My official schedule is posted next to my office door. It includes official office hours (where I virtually guarantee to be available to CS 131 students). I'm also available at other times; if I'm in my office with the door open, I'm probably available.

My office is Olin 1243 (between Belinda's and Ran's offices).

Tutors and Graders

CS 131 has four tutor/graders, who hold their tutoring hours in the lab at the following times:

Department Secretary

The department secretary is Joyce Greene. Her office is Olin 1258. Her telephone number is x18225. If you cannot reach me, you can leave messages for me with Joyce.

Attendance

I expect you to attend every class and participate actively (part of your grade is for in-class participation). In emergencies, you can skip class, but for non-emergency absences, you should speak to me beforehand about appropriate make-up work.

The same rules apply to labs.

Late Policy

Late work is strongly discouraged. If you think it is impossible to accomplish the necessary work in the available time, consult me before the due date. It may be that everyone in the class is having the same problem, in which case we might adjust the assignment. The same advice applies if we have scheduled something at a particularly bad time (e.g., simultaneously with a major deadline for another class) or if there seems to be a bug in an assignment.
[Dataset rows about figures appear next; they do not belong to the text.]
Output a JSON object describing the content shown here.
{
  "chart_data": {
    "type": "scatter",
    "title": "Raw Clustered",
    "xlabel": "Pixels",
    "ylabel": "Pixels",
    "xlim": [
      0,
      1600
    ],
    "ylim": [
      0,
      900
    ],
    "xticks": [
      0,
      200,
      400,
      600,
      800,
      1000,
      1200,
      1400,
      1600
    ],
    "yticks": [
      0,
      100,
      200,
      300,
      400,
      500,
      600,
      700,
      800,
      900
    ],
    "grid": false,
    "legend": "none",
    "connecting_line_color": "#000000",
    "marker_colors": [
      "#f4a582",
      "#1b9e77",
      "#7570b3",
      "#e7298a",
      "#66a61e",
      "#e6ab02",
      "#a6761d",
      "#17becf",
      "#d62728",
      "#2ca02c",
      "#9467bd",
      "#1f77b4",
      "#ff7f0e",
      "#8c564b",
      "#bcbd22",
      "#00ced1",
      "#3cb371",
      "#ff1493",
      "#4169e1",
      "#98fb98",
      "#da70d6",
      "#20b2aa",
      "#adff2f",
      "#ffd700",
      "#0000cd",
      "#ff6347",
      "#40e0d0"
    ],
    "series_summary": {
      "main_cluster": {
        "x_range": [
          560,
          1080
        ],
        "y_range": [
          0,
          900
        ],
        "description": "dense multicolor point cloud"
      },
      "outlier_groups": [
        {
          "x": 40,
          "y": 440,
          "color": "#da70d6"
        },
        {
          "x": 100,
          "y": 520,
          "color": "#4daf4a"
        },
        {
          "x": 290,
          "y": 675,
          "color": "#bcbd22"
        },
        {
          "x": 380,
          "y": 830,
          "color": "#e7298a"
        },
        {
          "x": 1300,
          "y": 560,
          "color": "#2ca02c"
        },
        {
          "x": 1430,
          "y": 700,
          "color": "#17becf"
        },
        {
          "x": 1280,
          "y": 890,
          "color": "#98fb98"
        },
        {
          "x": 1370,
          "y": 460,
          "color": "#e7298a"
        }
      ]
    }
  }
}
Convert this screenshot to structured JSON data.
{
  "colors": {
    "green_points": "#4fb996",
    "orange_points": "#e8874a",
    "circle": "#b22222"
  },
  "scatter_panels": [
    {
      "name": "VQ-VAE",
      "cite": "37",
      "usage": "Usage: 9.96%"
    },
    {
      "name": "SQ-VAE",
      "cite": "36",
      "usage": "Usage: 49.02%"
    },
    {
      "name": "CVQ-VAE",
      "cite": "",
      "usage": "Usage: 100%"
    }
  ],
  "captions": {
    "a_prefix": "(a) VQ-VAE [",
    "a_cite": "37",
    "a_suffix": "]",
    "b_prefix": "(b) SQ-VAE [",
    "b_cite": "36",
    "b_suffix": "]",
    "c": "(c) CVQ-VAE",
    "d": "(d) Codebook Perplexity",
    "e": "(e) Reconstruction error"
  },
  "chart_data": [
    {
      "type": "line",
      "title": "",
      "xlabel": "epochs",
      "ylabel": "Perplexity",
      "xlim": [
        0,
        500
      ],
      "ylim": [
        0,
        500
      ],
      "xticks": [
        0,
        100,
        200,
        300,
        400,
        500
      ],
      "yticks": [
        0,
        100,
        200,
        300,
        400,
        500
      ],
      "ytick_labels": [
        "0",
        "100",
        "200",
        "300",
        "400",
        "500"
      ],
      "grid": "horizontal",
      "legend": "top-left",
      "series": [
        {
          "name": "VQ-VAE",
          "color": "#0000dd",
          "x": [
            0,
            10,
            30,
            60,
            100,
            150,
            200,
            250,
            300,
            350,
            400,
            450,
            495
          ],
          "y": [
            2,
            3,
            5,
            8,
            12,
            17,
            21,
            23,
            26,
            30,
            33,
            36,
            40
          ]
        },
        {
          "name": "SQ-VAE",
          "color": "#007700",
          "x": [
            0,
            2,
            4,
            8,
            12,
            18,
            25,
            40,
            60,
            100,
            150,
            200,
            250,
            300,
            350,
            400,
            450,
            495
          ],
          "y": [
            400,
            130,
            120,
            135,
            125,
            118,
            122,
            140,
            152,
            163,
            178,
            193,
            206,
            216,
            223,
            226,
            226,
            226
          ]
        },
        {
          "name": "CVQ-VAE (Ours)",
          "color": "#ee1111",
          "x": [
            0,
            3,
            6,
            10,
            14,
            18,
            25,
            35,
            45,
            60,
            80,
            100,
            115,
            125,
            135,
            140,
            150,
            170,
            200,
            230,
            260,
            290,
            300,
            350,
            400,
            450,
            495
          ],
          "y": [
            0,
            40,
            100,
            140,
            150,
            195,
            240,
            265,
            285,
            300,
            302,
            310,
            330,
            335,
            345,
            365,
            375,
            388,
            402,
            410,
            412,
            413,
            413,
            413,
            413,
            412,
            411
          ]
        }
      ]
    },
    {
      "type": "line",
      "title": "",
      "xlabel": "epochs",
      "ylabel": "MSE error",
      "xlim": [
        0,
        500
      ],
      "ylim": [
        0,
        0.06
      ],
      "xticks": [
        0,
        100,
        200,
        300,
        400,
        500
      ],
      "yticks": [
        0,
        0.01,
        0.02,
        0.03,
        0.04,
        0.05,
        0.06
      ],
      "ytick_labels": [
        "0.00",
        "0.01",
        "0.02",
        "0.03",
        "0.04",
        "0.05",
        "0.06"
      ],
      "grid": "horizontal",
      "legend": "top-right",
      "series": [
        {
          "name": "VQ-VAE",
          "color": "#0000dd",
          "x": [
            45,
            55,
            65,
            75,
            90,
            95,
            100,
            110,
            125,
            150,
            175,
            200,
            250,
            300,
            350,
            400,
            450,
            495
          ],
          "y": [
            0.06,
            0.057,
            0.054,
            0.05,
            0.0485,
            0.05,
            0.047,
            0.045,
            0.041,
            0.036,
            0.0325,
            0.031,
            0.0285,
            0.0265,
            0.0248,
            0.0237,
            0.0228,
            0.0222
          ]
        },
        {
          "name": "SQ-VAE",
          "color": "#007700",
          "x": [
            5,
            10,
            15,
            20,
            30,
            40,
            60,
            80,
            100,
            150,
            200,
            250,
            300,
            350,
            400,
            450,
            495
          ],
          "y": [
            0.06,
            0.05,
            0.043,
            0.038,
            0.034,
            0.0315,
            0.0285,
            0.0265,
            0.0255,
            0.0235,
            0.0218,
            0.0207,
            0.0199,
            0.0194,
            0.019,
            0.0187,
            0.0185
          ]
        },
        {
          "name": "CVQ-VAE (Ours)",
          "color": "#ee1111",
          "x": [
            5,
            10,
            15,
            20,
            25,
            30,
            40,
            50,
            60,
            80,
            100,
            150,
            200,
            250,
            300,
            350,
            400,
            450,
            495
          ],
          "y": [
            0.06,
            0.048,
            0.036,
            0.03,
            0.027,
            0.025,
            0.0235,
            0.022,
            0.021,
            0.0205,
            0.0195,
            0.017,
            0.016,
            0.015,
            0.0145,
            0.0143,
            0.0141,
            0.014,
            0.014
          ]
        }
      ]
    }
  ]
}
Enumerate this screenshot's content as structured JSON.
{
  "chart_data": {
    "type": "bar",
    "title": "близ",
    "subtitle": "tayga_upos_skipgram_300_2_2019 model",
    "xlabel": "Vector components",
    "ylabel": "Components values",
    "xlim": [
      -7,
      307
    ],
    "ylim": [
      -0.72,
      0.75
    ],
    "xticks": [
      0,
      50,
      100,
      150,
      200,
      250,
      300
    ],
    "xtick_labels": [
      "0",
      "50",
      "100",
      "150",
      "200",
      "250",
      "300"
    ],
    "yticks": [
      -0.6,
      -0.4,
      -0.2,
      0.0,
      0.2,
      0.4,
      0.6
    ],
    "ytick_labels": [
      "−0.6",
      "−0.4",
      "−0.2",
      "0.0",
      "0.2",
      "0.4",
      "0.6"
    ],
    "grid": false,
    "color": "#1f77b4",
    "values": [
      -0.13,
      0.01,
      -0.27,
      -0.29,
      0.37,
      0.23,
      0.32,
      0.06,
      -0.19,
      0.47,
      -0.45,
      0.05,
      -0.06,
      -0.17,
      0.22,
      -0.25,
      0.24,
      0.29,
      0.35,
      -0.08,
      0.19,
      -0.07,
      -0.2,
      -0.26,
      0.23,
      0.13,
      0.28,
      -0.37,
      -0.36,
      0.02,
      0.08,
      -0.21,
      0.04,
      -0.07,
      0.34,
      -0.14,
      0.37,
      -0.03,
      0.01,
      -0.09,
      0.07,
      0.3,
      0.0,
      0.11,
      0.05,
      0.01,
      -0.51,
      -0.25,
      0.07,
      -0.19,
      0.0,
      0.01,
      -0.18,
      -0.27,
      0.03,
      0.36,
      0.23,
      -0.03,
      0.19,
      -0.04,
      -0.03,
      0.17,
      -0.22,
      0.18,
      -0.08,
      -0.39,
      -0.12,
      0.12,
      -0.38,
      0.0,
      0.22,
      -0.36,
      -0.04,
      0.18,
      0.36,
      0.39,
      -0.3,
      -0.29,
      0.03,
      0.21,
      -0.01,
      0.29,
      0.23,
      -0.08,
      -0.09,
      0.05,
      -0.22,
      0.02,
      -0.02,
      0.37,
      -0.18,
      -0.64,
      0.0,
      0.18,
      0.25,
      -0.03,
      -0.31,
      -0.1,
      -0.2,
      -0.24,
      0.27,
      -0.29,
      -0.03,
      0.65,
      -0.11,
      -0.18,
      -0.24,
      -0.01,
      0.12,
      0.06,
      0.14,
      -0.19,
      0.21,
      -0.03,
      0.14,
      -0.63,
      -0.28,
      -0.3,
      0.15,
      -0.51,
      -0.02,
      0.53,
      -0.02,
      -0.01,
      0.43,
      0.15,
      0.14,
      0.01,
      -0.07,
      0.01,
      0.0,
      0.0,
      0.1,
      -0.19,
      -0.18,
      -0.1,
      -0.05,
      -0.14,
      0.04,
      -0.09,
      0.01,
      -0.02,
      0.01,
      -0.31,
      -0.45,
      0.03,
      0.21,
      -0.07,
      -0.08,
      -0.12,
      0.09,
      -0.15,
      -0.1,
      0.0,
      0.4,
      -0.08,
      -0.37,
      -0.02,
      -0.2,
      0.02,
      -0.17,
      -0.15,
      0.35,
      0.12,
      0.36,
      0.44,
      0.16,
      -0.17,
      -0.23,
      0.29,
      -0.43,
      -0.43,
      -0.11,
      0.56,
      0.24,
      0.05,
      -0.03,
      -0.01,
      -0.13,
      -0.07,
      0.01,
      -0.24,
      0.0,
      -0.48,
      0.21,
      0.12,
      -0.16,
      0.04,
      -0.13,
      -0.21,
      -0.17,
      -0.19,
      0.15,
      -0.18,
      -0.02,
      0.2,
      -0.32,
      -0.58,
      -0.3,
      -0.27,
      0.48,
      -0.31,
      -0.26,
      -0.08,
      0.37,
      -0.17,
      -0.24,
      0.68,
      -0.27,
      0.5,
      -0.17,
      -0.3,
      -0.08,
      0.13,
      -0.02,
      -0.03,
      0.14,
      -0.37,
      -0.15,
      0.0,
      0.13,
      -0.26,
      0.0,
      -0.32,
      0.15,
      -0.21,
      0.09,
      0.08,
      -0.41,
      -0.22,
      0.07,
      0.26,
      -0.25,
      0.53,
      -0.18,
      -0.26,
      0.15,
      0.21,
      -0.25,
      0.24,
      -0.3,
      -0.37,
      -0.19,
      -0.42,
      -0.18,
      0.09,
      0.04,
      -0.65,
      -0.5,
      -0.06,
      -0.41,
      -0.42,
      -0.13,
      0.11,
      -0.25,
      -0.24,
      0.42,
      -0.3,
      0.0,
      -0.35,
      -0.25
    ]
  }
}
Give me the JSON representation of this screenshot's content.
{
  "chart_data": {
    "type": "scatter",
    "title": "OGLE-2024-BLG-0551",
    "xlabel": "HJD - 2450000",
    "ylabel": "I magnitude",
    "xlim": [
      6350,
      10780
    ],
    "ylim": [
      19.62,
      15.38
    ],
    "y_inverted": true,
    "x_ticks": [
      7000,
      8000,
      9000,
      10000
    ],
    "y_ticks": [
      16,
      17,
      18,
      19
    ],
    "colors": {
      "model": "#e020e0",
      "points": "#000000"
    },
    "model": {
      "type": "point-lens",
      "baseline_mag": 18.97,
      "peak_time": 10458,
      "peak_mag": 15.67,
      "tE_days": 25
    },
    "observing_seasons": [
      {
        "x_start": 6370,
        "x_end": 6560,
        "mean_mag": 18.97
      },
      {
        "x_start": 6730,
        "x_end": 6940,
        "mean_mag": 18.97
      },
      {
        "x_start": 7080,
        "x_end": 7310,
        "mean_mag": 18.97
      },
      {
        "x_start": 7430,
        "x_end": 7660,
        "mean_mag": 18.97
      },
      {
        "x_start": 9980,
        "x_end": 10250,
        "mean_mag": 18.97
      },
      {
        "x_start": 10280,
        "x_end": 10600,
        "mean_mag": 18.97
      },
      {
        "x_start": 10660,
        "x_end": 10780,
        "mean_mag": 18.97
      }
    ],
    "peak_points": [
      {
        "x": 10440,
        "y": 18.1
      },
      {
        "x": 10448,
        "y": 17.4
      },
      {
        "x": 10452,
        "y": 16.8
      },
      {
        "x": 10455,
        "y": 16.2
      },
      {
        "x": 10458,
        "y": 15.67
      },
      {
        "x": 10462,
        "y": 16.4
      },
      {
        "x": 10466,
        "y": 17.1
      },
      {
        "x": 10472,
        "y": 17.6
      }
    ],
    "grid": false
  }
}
If work is submitted late, the score is scaled using the multiplier returned by the following SML function

  fun latemult (mins) =
      let val lateness = real(mins) / real(12 * 60)
          val root     = Real.Math.sqrt lateness
          val squared  = lateness * lateness
      in  Real.max(1.0–(root * (1.0–root) + squared * root), 0.0)
      end;
Graph of Lateness Multiplier

This function is swift to penalize lateness—even one minute late results in a lateness multiplier of 0.964 (i.e., a 3.6% penalty). At nine minutes late, the multiplier is 0.9, a 10% penalty. But with time the rate slows down, the 0.8 point is reached at a little before the first hour, and the 0.6 multiplier is not reached until the work is about 6.5 hours late. At, and beyond, the 12 hour point, the multiplier is zero.

Times are based on the time that the submission process finished, not when you began submitting. For assignments due at 11:59pm, we count late minutes from midnight, and round down to whole numbers of minutes. Thus, you have about two minutes of grace after the clock ticks over to reading 11:59pm. (It is, of course, risky to cut things close, especially since the submit system takes time to perform its work.)

Remember, unless you've very much underestimated the assignment, it is almost never a good idea to submit late. The added points you gain from the extra work won't compensate for the effect of the lateness multiplier.

If you wish to finish an assignment but have your predeadline work graded, do not submit your later work using the regular submit system. Instead, send mail to cs131help and ask for special instructions for submitting your finished work for grader comments.

Extenuating circumstances (such as illness) are dealt with on a case-by-case basis. In general, you are only excused for situations you could not have forseen, and only if you explain the situation at your soonest opportunity.